No, you only need to send amendments and updates. However, you may send all data for all developments if you prefer.

For the SFTP, is it one zip file per building work or one overall?

Upload one zip file in total for all building works. The zip file must contain 13 txt files. Each txt file can have data about multiple building works.

Questions about the CertAbility web app

This section contains information that relates only to the app. Other sections of this page have information that applies to all three reporting options.

Can I use my CertAbility mobile app account for the web app?
Do I need to transfer my CertAbility mobile app data to the web app?

No.
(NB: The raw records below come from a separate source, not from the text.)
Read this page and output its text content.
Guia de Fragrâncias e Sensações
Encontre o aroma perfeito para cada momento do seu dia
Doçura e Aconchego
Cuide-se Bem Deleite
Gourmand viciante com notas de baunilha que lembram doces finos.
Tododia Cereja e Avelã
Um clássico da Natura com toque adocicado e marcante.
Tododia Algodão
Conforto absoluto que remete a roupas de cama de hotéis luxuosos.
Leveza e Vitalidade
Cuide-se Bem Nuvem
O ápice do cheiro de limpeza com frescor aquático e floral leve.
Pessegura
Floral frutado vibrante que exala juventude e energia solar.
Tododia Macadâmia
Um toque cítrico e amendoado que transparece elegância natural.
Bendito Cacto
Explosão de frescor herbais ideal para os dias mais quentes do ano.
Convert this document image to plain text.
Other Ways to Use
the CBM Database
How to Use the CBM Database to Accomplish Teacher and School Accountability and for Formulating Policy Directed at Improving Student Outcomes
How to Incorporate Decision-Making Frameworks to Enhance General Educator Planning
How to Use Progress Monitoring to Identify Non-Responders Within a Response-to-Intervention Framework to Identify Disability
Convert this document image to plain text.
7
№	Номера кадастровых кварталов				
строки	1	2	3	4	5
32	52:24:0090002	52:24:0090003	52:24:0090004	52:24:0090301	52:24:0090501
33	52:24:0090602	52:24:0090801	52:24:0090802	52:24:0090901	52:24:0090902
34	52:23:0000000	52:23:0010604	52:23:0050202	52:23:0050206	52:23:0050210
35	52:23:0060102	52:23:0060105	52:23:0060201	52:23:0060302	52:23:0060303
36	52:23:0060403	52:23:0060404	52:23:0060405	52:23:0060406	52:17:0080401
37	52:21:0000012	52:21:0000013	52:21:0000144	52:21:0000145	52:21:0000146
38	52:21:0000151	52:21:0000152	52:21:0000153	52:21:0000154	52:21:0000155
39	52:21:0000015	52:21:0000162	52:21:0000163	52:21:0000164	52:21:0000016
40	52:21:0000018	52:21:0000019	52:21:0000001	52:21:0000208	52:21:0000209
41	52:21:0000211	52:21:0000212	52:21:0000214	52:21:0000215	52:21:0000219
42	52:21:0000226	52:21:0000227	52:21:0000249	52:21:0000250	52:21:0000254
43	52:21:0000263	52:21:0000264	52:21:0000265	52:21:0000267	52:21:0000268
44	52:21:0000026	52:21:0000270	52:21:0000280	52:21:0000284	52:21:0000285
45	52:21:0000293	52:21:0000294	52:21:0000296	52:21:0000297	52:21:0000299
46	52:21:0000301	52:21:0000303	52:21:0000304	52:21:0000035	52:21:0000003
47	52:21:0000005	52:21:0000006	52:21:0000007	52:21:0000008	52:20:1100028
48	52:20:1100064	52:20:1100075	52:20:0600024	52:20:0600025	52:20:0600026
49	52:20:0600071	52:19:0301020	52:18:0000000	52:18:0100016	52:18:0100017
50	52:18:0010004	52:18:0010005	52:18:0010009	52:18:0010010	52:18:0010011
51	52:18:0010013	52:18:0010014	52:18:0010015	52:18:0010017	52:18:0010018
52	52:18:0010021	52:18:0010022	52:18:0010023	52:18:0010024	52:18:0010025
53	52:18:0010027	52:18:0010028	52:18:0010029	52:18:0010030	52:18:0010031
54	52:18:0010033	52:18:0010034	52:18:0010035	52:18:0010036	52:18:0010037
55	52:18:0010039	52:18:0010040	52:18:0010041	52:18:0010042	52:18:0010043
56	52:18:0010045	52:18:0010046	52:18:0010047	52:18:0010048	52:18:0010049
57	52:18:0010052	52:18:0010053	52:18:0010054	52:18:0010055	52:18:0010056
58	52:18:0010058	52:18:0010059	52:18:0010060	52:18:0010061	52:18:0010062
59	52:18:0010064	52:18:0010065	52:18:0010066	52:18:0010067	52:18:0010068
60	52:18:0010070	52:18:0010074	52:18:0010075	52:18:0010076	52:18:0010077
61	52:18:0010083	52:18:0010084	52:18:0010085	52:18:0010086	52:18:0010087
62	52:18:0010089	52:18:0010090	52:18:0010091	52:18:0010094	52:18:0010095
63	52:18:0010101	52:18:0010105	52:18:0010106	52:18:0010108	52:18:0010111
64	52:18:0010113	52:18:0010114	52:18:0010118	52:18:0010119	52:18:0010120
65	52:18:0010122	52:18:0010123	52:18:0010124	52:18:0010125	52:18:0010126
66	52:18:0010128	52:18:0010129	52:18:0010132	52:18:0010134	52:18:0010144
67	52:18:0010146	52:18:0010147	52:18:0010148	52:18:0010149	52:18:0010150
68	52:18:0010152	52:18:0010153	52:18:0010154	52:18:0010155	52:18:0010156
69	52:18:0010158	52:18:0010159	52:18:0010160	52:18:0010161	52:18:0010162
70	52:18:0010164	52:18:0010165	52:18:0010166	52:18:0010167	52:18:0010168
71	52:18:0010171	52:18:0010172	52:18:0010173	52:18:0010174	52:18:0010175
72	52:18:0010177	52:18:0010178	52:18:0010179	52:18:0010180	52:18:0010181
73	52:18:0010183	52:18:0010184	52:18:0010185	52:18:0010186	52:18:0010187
Your data is already there.

How do I register a new account?
  1. Email with your full name to be added to our approved users list.
  2. Wait two business days, then register your account and log in (the approval process takes about one business day).

Administrative staff don’t need the Board’s approval to register an 'other'-type account.

How do I use CertAbility?

Download the CertAbility user guide.

Note: IT support for the 'mobile-only' CertAbility app is being scaled back to support the new web-based app.

Can I use CertAbility on a desktop PC, mobile, laptop and tablet?

Yes. Use any computer or mobile device to access CertAbility.

How can an accredited body corporate (company) use CertAbility?

The accredited company will have its own CertAbility account. Use the company account for projects where the company is the PCA.

A1-A3 certifiers who work for the company may also have their own account to use if they are individually appointed as PCA.

Questions for councils

Do the certification data reporting requirements replace the need to report to other agencies?

Not at present. In time, the Government intends to streamline council reporting requirements, to reduce red tape and improve building safety and compliance.

Do councils have to report certificates lodged with the council by a private certifier PCA?

No. As PCA, the certifier is responsible for reporting it.

Are building information certificates reported on?

No, building information certificates issued by a council do not need to be reported.